Catherine Hiles
No Comments

Toyota to Release Mirai in Scandinavia This Summer

Decrease Font Size Increase Font Size Text Size Print This Page
Toyota Mirai arrives in Norway and Sweden

The Toyota Mirai will be released in Norway and Sweden this summer

The Toyota Mirai is a remarkable vehicle. Fueled by hydrogen, the Mirai (whose name means “Future” in Japanese) emits nothing but water from its tailpipes, making it the next big thing in the green car industry. However, Toyota has not been able to launch the Mirai worldwide just yet, due mainly to a lack of refueling infrastructure. As of right now, the Mirai is sold in California, the UK, Germany, Denmark, and Belgium—but Toyota will be adding Sweden and Norway to that list later this year.

Currently, Norway has five hydrogen stations in the east. However, two local hydrogen providers have pledged to add at least another 20 stations by 2020, which will make the Mirai much more accessible for Norwegian drivers. Similarly, Sweden has a handful of stations in some of its biggest cities (Stockholm, Malmo, and Gothenburg) and plans to open more in Stockholm and Mariestad later this year. In both countries, hydrogen is sourced locally from 100% renewable energy, which means the Mirai can claim to be completely eco-friendly in both countries.

Toyota Norway PR manager Epsen Olsen commented, “This is an important milestone for Toyota Norway. We believe this is the start of something big, and we believe that this technology will play a key role in cutting emissions from Norwegian road transport, thus helping the country to achieve its climate targets.” Olsen’s Swedish counterpart, Bengt Dalstrom, concurred, saying, “We see the introduction of the Toyota Mirai as a way to accelerate the development of hydrogen infrastructure in Sweden.”

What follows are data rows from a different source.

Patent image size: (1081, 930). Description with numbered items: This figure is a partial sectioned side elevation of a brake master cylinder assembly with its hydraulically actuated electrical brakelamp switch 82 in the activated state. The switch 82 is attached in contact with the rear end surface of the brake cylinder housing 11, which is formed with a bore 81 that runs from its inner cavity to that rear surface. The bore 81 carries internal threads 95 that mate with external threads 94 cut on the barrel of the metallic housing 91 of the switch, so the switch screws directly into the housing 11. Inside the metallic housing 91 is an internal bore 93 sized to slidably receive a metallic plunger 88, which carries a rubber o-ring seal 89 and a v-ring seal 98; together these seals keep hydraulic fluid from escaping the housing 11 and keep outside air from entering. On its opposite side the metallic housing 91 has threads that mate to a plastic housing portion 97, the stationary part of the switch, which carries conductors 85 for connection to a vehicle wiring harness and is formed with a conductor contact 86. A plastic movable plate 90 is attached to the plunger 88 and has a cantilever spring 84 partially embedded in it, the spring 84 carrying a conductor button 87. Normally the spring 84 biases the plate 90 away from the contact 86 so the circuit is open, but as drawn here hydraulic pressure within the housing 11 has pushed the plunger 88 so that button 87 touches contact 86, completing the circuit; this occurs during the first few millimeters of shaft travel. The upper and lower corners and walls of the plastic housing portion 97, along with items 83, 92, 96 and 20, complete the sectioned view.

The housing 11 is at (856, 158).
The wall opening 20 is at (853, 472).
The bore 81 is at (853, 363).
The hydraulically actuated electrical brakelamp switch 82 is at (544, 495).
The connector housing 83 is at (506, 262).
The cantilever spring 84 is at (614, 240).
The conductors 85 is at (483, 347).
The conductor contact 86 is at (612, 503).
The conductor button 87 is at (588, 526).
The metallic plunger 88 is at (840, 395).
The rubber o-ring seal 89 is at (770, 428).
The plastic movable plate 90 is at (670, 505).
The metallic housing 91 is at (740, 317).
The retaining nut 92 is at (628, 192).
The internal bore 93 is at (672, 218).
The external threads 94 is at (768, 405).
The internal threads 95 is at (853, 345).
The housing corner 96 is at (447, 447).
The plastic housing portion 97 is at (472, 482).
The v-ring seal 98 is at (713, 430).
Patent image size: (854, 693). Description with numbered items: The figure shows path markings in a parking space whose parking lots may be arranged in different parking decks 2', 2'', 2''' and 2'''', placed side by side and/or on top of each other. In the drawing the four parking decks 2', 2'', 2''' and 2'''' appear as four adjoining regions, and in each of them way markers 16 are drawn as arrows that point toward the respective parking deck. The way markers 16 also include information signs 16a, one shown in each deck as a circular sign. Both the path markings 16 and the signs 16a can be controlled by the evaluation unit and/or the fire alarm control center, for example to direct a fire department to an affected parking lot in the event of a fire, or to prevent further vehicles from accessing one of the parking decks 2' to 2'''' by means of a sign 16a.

One of the concerns with launching a vehicle in Scandinavia is whether or not it will be able to stand up to the extreme cold during the winter months. Luckily, the Mirai has been tested in Norway and has shown that it’s more than able to cope with frigid temperatures. “The cabin warms up very fast thanks to the heat produced as a by-product by the fuel cells, with no impact on the range of the car,” explains Olsen.

Toyota expects global sales of the Mirai to reach 3,000 by the end of 2017, with that number jumping to 30,000 in 2020. That goal seems lofty, especially since this number relies on the rapid growth of the hydrogen refueling infrastructure in multiple countries. However, Toyota is so certain that hydrogen is the future that it’s forgoing electric vehicles entirely. Whether or not Toyota has its eggs in the right basket remains to be seen.